Who? Adeela Khan, head of the protest department at Edward Fail Bradshaw & Waterson, London.
Why is she in the news? Successfully represented three Extinction Rebellion protesters in overturning their convictions for wilful obstruction of a public highway.
Thoughts on the case: ‘My clients Neil Traynor, Amelia Halls and Lou Ferns were all convicted separately of wilful obstructing of the highway during protests in 2019. Although they accepted that they had placed themselves in the road on purpose, they were there for a short period of time, there was no evidence of actual obstruction, no disorder and the demonstrations were peaceful. My clients appealed their convictions to the Central Criminal Court. Between their convictions and the appeal hearing dates there was a Supreme Court decision in Director of Public Prosecutions v Ziegler and Ors  UKSC 23, where it was held that the protection of articles 10 and 11 of the ECHR extends to a protest which takes the form of intentional disruption obstructing others. The CPS reviewed the cases in light of this, withdrew their opposition to the appeals and the convictions were all overturned. The success of these appeals has confirmed that the state is responsible for protecting those who are exercising their fundamental human right to protest and for facilitating peaceful protest. The arrest and prosecution of these defendants and their convictions in the lower courts did not properly take this into account. It is imperative that this does not happen again in future cases.’

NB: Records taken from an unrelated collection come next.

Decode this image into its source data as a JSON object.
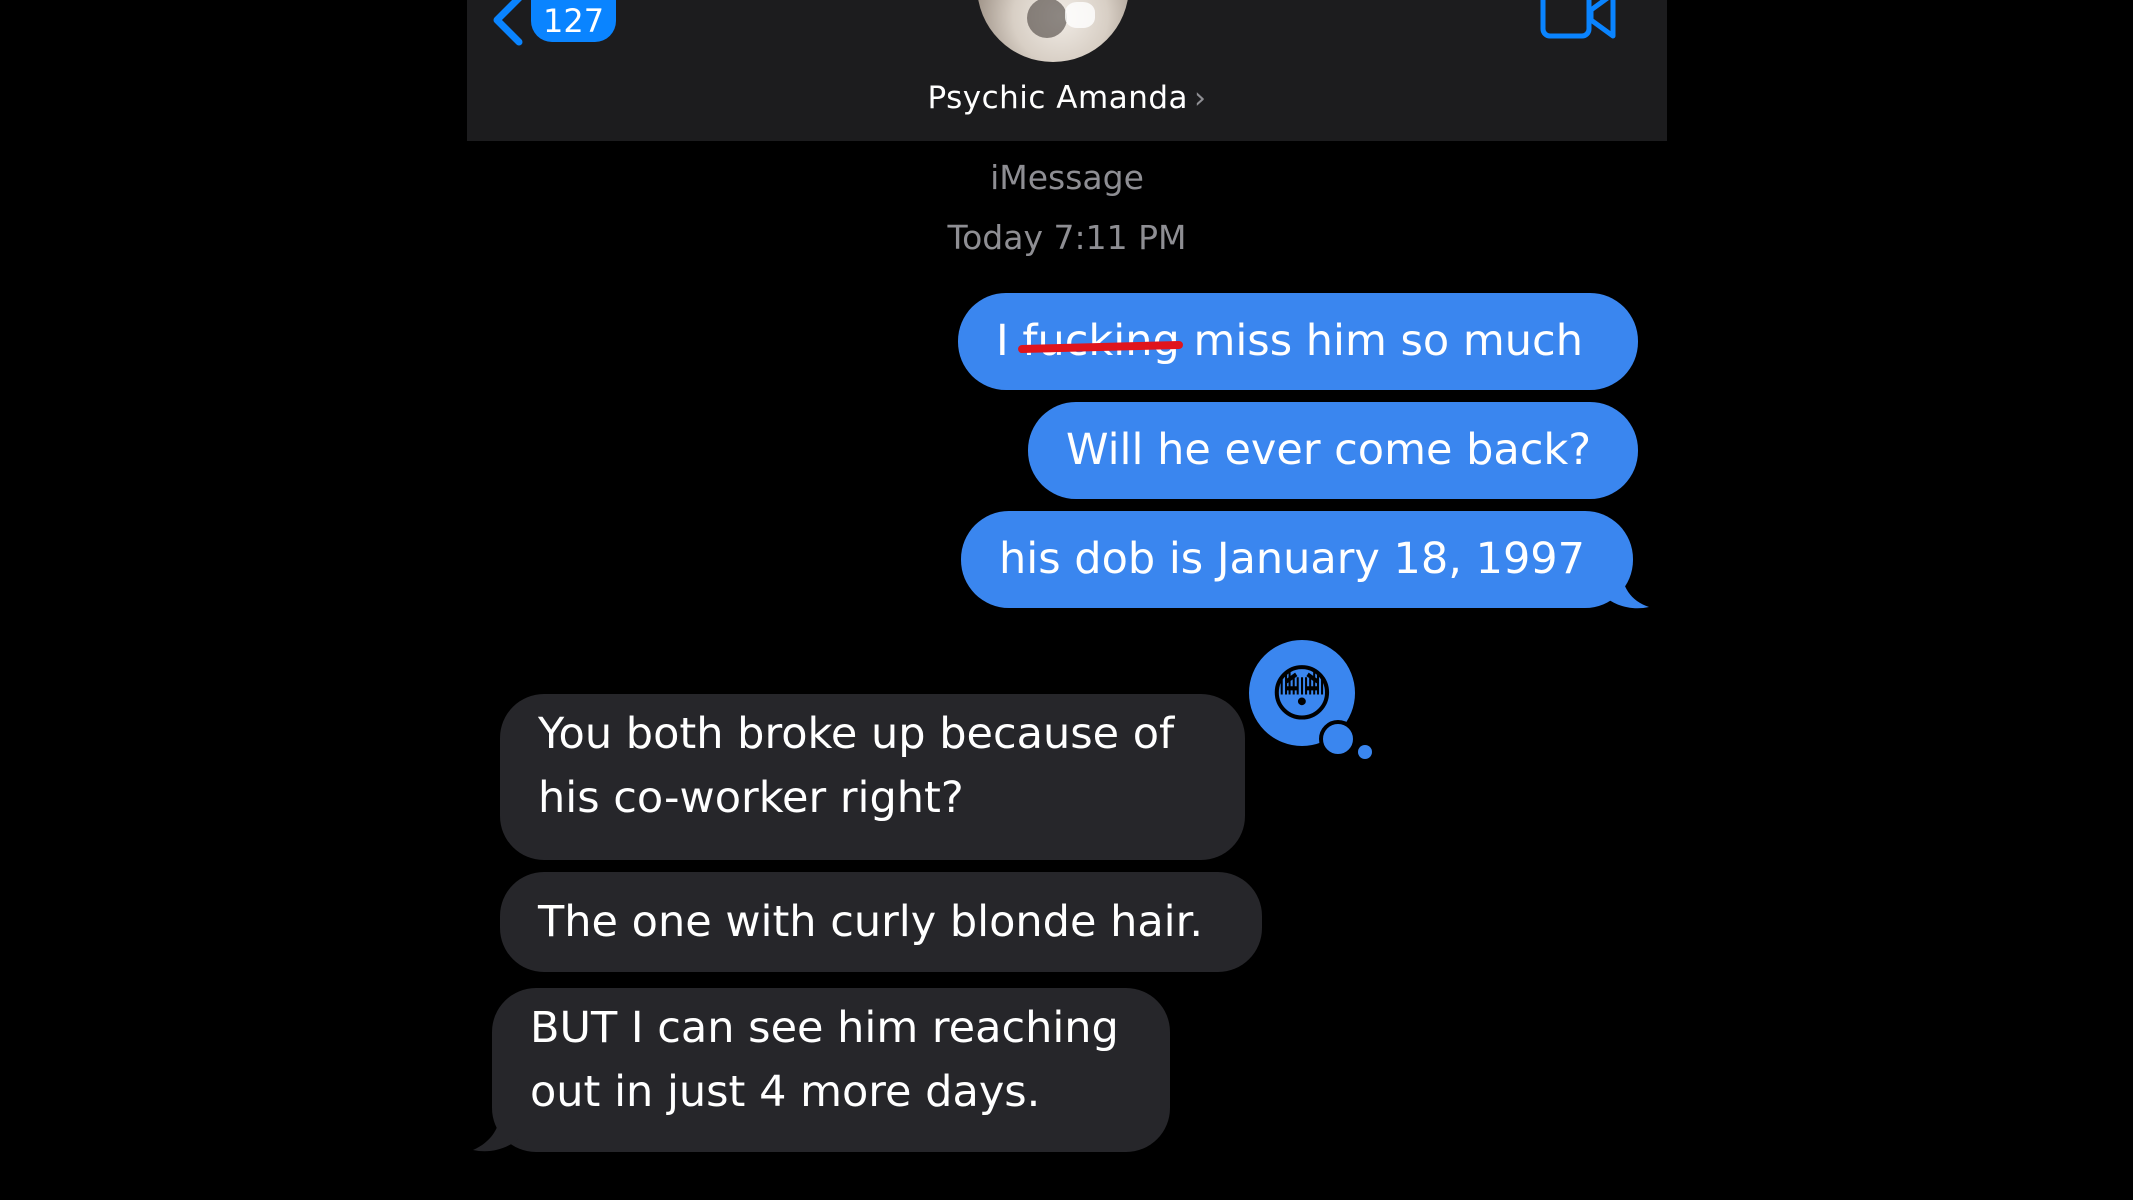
{
  "header": {
    "unread_count": "127",
    "contact_name": "Psychic Amanda",
    "name_chevron": "›"
  },
  "thread": {
    "service": "iMessage",
    "timestamp": "Today 7:11 PM"
  },
  "messages": [
    {
      "direction": "outgoing",
      "prefix": "I",
      "struck_word": "fucking",
      "suffix": "miss him so much"
    },
    {
      "direction": "outgoing",
      "text": "Will he ever come back?"
    },
    {
      "direction": "outgoing",
      "text": "his dob is January 18, 1997"
    },
    {
      "direction": "incoming",
      "lines": [
        "You both broke up because of",
        "his co-worker right?"
      ],
      "tapback": "😳"
    },
    {
      "direction": "incoming",
      "text": "The one with curly blonde hair."
    },
    {
      "direction": "incoming",
      "lines": [
        "BUT I can see him reaching",
        "out in just 4 more days."
      ]
    }
  ],
  "colors": {
    "background": "#000000",
    "navbar": "#1c1c1e",
    "outgoing_bubble": "#3a86ef",
    "incoming_bubble": "#26262a",
    "accent": "#0a84ff",
    "strike": "#e0141c",
    "secondary_text": "#8e8e93"
  },
  "icons": [
    "back-chevron-icon",
    "video-camera-icon",
    "flushed-face-emoji"
  ]
}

Dealing with the media: ‘The media can respond negatively towards large-scale protests. It was therefore encouraging that, after the appeals were overturned, my clients received positive attention. This reinforced my view that it was not in the public interest to proceed with cases against thousands of Extinction Rebellion defendants.’
Why become a lawyer? ‘At school I was presented with a judge’s wig made from toilet rolls as an award for being the “most argumentative student”. After that, I chose to pursue criminal law and still do not regret it despite the savage cuts to legal aid.’
Career high: ‘I persuaded the CPS to drop a firearms case (which attracted a five-year minimum sentence) against a vulnerable woman who attempted suicide when police attended her address to arrest her.’
Career low: ‘Sitting in the cells at a magistrates’ court wearing rubber gloves going through a client’s clothes and other possessions (mainly socks and custard creams) that had been brought from prison to try and locate a vital piece of evidence that might be in there. It wasn’t.’